Hi, maybe we are missing something that needs to happen after an upgrade?
coreos-prd1-mysql-px-c ~ # cat /etc/os-release
NAME="Flatcar Container Linux by Kinvolk"
ID=flatcar
ID_LIKE=coreos
VERSION=4459.2.0
VERSION_ID=4459.2.0
BUILD_ID=2025-11-10-1432
SYSEXT_LEVEL=1.0
PRETTY_NAME="Flatcar Container Linux by Kinvolk 4459.2.0 (Oklo)"
ANSI_COLOR="38;5;75"
HOME_URL="https://flatcar.org/"
BUG_REPORT_URL="https://issues.flatcar.org"
FLATCAR_BOARD="amd64-usr"
CPE_NAME="cpe:2.3:o:flatcar-linux:flatcar_linux:4459.2.0:*:*:*:*:*:*:*"
coreos-prd1-mysql-px-c ~ # ls -al /usr/lib/systemd/system/systemd-udevd.service.d/
total 2
drwxr-xr-x. 2 root root 34 Nov 10 15:32 .
drwxr-xr-x. 1 root root 44 Jan 1 1970 ..
-rw-r--r--. 1 root root 36 Nov 10 15:32 10-zfs.conf
coreos-prd1-mysql-px-c ~ #
The flatcar.conf file in /usr/lib/systemd/system/systemd-udevd.service.d/ from PR: https://github.com/flatcar/scripts/pull/3367 is missing and therefore we are missing our ZFS pools in production.
Do we need to run something after an upgrade to get that sysext up2date?
Thanks Rainer
The fix hasn't been backported to stable (or beta) yet. I will do that today for the next release.
So we need to halt the roll out of the "stable" release, roll back to the previous version and disable auto update for ever - is this the correct way to move forward?
This contradicts https://www.flatcar.org/releases:
The Stable channel is intended for use in production clusters. Versions of Flatcar Container Linux have been tested as they move through Alpha and Beta channels before being promoted to stable.
Would it be safer for us to move to LTS for production systems?
This fix should have been backported before the last set of releases, and I am also disappointed that this didn't happen. Lesson learned.
Our test suite does cover ZFS for every release, but unfortunately, it didn't catch this particular issue. We will be extending the test suite so that it does.
I have now backported the fix to 4459 for the next stable and beta releases. We have decided to expedite these releases, so you should see them on Monday 24th.
I don't know exactly how you manage your deployments, but if you have already rolled back, you can pause automatic updates until then. If you don't want to wait that long, you can manually add the following at /etc/systemd/system/systemd-udevd.service.d/zfs-udevd-hotfix.conf before rebooting into the broken release. You can remove it after upgrading to the next release, but you don't have to.
[Service]
SystemCallFilter=@mount
You are free to switch to LTS if you'd prefer, but what you have seen is not the level of stability we strive for.

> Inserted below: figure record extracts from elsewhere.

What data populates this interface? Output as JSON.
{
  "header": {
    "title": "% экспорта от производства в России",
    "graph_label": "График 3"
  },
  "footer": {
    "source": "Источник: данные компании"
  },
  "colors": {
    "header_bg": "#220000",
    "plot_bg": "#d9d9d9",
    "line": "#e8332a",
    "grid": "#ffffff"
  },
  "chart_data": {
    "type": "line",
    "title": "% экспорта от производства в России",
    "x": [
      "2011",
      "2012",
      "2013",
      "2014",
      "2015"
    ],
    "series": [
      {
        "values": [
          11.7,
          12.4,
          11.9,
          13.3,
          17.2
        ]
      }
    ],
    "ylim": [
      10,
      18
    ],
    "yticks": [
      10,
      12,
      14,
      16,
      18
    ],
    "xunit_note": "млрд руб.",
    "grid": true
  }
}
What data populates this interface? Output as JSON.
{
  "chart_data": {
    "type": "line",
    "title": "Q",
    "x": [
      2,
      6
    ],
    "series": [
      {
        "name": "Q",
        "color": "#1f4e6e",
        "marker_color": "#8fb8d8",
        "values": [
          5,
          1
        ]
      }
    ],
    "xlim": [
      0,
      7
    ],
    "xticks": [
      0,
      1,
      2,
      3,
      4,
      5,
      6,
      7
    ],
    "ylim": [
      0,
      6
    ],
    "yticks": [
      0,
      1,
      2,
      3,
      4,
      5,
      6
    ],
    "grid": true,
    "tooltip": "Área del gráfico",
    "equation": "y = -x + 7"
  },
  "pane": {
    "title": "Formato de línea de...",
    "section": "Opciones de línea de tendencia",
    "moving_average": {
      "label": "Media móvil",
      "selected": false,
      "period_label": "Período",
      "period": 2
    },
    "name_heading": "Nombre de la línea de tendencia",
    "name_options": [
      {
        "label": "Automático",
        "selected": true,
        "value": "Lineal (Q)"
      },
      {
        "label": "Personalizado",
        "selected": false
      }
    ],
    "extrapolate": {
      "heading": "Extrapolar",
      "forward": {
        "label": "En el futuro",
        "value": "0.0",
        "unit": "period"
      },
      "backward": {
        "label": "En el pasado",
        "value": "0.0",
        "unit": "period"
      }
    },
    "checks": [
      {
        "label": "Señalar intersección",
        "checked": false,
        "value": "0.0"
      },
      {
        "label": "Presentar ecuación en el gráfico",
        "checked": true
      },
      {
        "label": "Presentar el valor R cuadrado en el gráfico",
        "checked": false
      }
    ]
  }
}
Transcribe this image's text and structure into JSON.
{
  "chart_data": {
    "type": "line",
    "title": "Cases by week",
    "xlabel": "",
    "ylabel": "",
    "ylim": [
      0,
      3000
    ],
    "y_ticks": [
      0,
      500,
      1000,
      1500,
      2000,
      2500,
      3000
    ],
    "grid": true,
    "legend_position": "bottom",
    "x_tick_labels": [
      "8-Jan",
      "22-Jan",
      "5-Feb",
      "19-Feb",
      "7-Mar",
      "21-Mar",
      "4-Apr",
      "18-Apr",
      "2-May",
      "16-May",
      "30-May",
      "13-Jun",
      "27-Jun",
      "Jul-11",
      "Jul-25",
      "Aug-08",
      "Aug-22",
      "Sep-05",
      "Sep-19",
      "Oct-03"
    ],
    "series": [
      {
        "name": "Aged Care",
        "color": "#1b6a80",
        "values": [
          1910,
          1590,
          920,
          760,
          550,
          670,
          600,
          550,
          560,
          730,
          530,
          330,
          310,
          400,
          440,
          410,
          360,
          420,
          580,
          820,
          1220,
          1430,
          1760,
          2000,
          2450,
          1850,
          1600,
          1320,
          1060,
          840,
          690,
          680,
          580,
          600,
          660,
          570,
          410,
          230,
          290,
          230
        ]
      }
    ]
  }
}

Now I am just interested if we are the only ones affected by this issue using ZFS with Flatcar in production. If so we might just have to transition to btrfs because of the possible higher popularity...
Anyone else affected by this issue please use the thumbs up reaction button on this post.
@stumbaumr we aren't in production yet, but will be using ZFS. We do plan on having dev/staging servers here on beta though to keep an eye on things.
@Codelica the issue was caught in beta, but the process took to long and it was not fixed before the stable release got out. So your plan would have not helped you here... We used to run beta as well on a test cluster. But only by using it you can identify issues. We are just a small group of people - there is no one available to operate/fight systems on a beta level.